Ongoing excavations at Aghmat archaeological site prove that this now humble village was the regional capital for more than 700 years, until the city was relocated to Marrakech’s current position in the 11th century. The brick domes that had been part of Aghmat’s majestic hammam were occupied by a community of potters for longer than anyone could recall before archaeologists began restoring the site in 2005.

The restoration project remained largely unaffected by the 6.8 magnitude earthquake that struck on 8 September 2023, killing almost 3,000 people and destroying or damaging an estimated 60,000 houses. In the pottery village of Tafza, near the mouth of Ourika gorge and 40 miles from the epicentre, half the homes were destroyed.
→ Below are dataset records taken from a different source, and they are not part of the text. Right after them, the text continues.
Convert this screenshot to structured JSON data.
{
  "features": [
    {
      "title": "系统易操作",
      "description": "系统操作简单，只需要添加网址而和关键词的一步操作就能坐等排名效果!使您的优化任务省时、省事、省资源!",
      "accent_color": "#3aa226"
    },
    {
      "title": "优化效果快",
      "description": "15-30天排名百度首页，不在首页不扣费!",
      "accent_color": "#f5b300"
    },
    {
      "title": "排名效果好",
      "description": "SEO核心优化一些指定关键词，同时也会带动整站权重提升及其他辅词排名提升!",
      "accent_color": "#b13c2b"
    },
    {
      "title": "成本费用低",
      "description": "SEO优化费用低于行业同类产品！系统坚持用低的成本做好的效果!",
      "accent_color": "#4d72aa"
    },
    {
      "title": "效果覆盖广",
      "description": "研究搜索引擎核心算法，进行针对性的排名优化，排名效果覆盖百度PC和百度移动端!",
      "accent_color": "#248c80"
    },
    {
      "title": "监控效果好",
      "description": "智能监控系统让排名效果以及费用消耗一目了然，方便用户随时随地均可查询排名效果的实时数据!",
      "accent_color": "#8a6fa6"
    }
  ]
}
“It’s strange how fate works,” Khalid ben Youssef tells me when I arrive for a pottery class at his workshop in Tafza. “When we were clearing the rubble we discovered a big stone slab that was engraved in Hebrew. When I eventually got it translated I learned that it bore the date 1575 and was etched with the name of my ben Youssef family!”
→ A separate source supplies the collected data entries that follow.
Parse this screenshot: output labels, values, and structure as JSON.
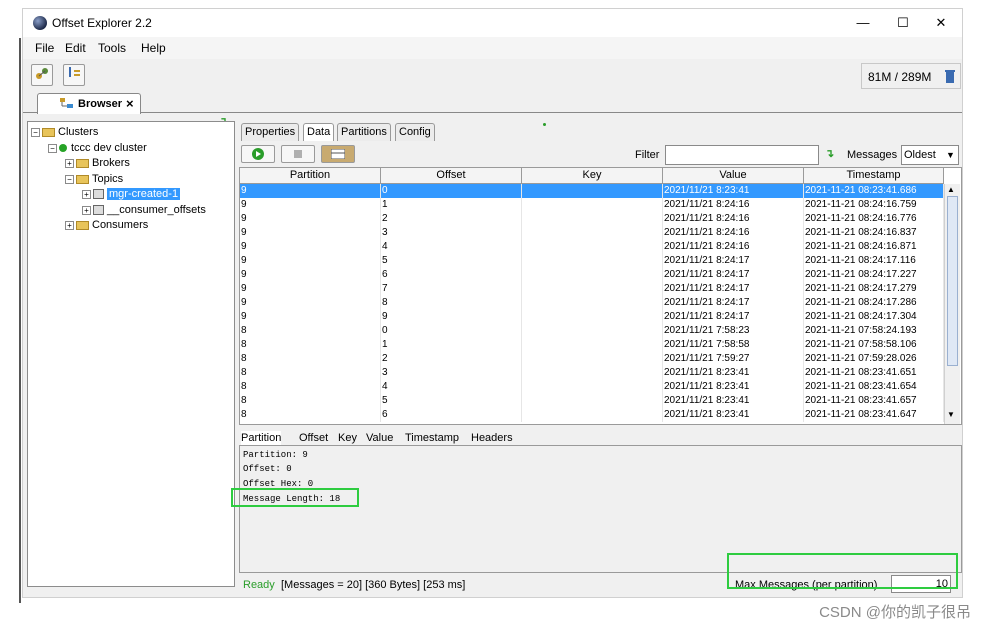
{
  "window": {
    "title": "Offset Explorer  2.2",
    "controls": [
      "—",
      "☐",
      "✕"
    ]
  },
  "menu": [
    "File",
    "Edit",
    "Tools",
    "Help"
  ],
  "toolbar": {
    "memory": "81M / 289M"
  },
  "browser_tab": {
    "label": "Browser",
    "close": "×"
  },
  "tree": {
    "root": "Clusters",
    "cluster": "tccc dev cluster",
    "brokers": "Brokers",
    "topics": "Topics",
    "topic_selected": "mgr-created-1",
    "topic_other": "__consumer_offsets",
    "consumers": "Consumers"
  },
  "tabs": [
    "Properties",
    "Data",
    "Partitions",
    "Config"
  ],
  "controls": {
    "filter_label": "Filter",
    "filter_value": "",
    "messages_label": "Messages",
    "messages_value": "Oldest"
  },
  "columns": [
    "Partition",
    "Offset",
    "Key",
    "Value",
    "Timestamp"
  ],
  "rows": [
    {
      "partition": "9",
      "offset": "0",
      "key": "",
      "value": "2021/11/21 8:23:41",
      "timestamp": "2021-11-21 08:23:41.686"
    },
    {
      "partition": "9",
      "offset": "1",
      "key": "",
      "value": "2021/11/21 8:24:16",
      "timestamp": "2021-11-21 08:24:16.759"
    },
    {
      "partition": "9",
      "offset": "2",
      "key": "",
      "value": "2021/11/21 8:24:16",
      "timestamp": "2021-11-21 08:24:16.776"
    },
    {
      "partition": "9",
      "offset": "3",
      "key": "",
      "value": "2021/11/21 8:24:16",
      "timestamp": "2021-11-21 08:24:16.837"
    },
    {
      "partition": "9",
      "offset": "4",
      "key": "",
      "value": "2021/11/21 8:24:16",
      "timestamp": "2021-11-21 08:24:16.871"
    },
    {
      "partition": "9",
      "offset": "5",
      "key": "",
      "value": "2021/11/21 8:24:17",
      "timestamp": "2021-11-21 08:24:17.116"
    },
    {
      "partition": "9",
      "offset": "6",
      "key": "",
      "value": "2021/11/21 8:24:17",
      "timestamp": "2021-11-21 08:24:17.227"
    },
    {
      "partition": "9",
      "offset": "7",
      "key": "",
      "value": "2021/11/21 8:24:17",
      "timestamp": "2021-11-21 08:24:17.279"
    },
    {
      "partition": "9",
      "offset": "8",
      "key": "",
      "value": "2021/11/21 8:24:17",
      "timestamp": "2021-11-21 08:24:17.286"
    },
    {
      "partition": "9",
      "offset": "9",
      "key": "",
      "value": "2021/11/21 8:24:17",
      "timestamp": "2021-11-21 08:24:17.304"
    },
    {
      "partition": "8",
      "offset": "0",
      "key": "",
      "value": "2021/11/21 7:58:23",
      "timestamp": "2021-11-21 07:58:24.193"
    },
    {
      "partition": "8",
      "offset": "1",
      "key": "",
      "value": "2021/11/21 7:58:58",
      "timestamp": "2021-11-21 07:58:58.106"
    },
    {
      "partition": "8",
      "offset": "2",
      "key": "",
      "value": "2021/11/21 7:59:27",
      "timestamp": "2021-11-21 07:59:28.026"
    },
    {
      "partition": "8",
      "offset": "3",
      "key": "",
      "value": "2021/11/21 8:23:41",
      "timestamp": "2021-11-21 08:23:41.651"
    },
    {
      "partition": "8",
      "offset": "4",
      "key": "",
      "value": "2021/11/21 8:23:41",
      "timestamp": "2021-11-21 08:23:41.654"
    },
    {
      "partition": "8",
      "offset": "5",
      "key": "",
      "value": "2021/11/21 8:23:41",
      "timestamp": "2021-11-21 08:23:41.657"
    },
    {
      "partition": "8",
      "offset": "6",
      "key": "",
      "value": "2021/11/21 8:23:41",
      "timestamp": "2021-11-21 08:23:41.647"
    }
  ],
  "detail_tabs": [
    "Partition",
    "Offset",
    "Key",
    "Value",
    "Timestamp",
    "Headers"
  ],
  "detail": {
    "partition": "Partition: 9",
    "offset": "Offset: 0",
    "offset_hex": "Offset Hex: 0",
    "message_length": "Message Length: 18"
  },
  "status": {
    "ready": "Ready",
    "info": "[Messages = 20]  [360 Bytes]  [253 ms]",
    "max_label": "Max Messages (per partition)",
    "max_value": "10"
  },
  "watermark": "CSDN @你的凯子很吊",
  "colors": {
    "highlight": "#2ecc40",
    "selection": "#3399ff",
    "ready": "#2a9d2a"
  }
}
The terrace of Ourika Lodge.
The terrace of Ourika Lodge. Photograph: Mohamed Rouay

The people of Tafza are still struggling to come to terms with the destruction, but at least the years of drought have been kind to the pottery industry. It’s been good drying weather, and the roofs and courtyards throughout the village are permanently stacked with ranks of terracotta pots, bowls and tagines. Although I’m a complete novice, a morning under Khalid’s expert tutelage is enough to get me creating a surprisingly elegant tangia pot, in which meat is traditionally slow-roasted in embers.

At weekends, the banks of the upper Ourika bloom with lurid parasols and scattered floor cushions, while chefs at scores of riverside cafes chop hunks of lamb and goat into steaming tangia pots, or prepare smouldering mini-volcanoes of tagine stews with vegetables, beef, chicken or rabbit.

The series of seven picturesque falls in Setti Fatma village is by far Ourika valley’s most popular tourist drawcard. On the way up the valley, sightseers often stop to have their photos taken mounted on camels. After taking a selfie at cascade number one, most visitors promptly cross the river to descend back to the town.

But Abdelkarim guides me onwards up a narrow track – little more than a goat trail – which leads through a jaw-dropping chasm to the second, third and fourth cascades. Half an hour later we reach the fifth cascade, where a picture-perfect natural plunge pool presents an idyllic picnic spot, a world away from the noisy riverside eateries.

“Few, even among the Marrakchis, seem to be aware of how much Ourika valley has to offer,” says Abdelkarim, as we stare past the waterfall to the snow-capped peaks, known as the roof of Africa. “It’s amazing that our valley, so close to the city, could be Marrakech’s best-kept secret.”